The next page has the following URL: https://www.imdb.com/search/title/?title_type=feature&release_date=2019-01-01,2019-12-31&user_rating=1.0,10.0&sort=release_date,desc&count=250&start=251&ref_=adv_nxt

`&start=251` refers to starting at movie 251. Incrementing this query parameter will allow us to navigate to all pages of the search.

In [None]:
movie_indices = [str(i) for i in range(1,5972,250)]
print(movie_indices)

In [None]:
base_url = 'https://www.imdb.com/search/title/?title_type=feature&release_date=2019-01-01,2019-12-31&user_rating=1.0,10.0&sort=release_date,desc&count=250'
for movie_index in movie_indices:
    print(base_url + '&start=' + movie_index + '&ref_=adv_nxt')

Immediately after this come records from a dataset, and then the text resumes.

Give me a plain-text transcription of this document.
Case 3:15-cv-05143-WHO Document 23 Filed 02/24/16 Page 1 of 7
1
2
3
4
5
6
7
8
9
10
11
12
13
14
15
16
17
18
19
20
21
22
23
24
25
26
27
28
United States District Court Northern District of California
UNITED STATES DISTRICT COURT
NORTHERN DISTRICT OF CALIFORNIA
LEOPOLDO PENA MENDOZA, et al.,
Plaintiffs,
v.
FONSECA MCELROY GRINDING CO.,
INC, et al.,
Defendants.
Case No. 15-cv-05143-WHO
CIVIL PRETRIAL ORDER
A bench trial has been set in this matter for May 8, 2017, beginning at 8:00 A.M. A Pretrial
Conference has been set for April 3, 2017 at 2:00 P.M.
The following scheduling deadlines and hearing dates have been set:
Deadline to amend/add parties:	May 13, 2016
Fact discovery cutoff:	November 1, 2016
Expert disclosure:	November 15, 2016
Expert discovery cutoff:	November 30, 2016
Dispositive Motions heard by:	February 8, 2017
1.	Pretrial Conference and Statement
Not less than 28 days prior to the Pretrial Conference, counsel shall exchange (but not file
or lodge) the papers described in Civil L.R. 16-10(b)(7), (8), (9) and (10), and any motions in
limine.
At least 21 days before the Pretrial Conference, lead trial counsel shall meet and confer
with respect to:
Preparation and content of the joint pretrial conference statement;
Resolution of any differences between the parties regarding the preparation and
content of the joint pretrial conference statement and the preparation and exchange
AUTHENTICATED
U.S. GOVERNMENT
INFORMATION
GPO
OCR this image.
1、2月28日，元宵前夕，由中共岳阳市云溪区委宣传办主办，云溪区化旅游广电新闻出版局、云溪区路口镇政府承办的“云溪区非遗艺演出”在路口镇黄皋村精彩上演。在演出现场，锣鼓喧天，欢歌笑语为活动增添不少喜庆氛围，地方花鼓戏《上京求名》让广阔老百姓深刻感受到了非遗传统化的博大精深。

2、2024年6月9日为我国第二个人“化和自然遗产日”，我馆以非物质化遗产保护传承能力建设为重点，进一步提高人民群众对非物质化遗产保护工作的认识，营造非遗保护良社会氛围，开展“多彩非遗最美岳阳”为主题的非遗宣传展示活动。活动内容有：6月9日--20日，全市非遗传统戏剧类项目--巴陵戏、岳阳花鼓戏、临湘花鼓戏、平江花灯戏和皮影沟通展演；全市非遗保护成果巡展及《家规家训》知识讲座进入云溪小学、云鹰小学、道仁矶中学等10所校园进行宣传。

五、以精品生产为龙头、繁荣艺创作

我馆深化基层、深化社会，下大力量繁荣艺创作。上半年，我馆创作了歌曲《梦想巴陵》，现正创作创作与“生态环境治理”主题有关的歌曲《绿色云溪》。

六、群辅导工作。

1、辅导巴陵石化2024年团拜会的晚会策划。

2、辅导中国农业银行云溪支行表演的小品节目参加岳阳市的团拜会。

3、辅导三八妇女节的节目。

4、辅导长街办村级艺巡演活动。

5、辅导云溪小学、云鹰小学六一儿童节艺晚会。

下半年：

## Controlling the crawl rate

Controlling the rate of crawling is beneficial for us, and for the website we are scraping. If we avoid hammering the server with tens of requests per second, then we are much less likely to get our IP address banned. We also avoid disrupting the activity of the website we scrape by allowing the server to respond to other users’ requests too.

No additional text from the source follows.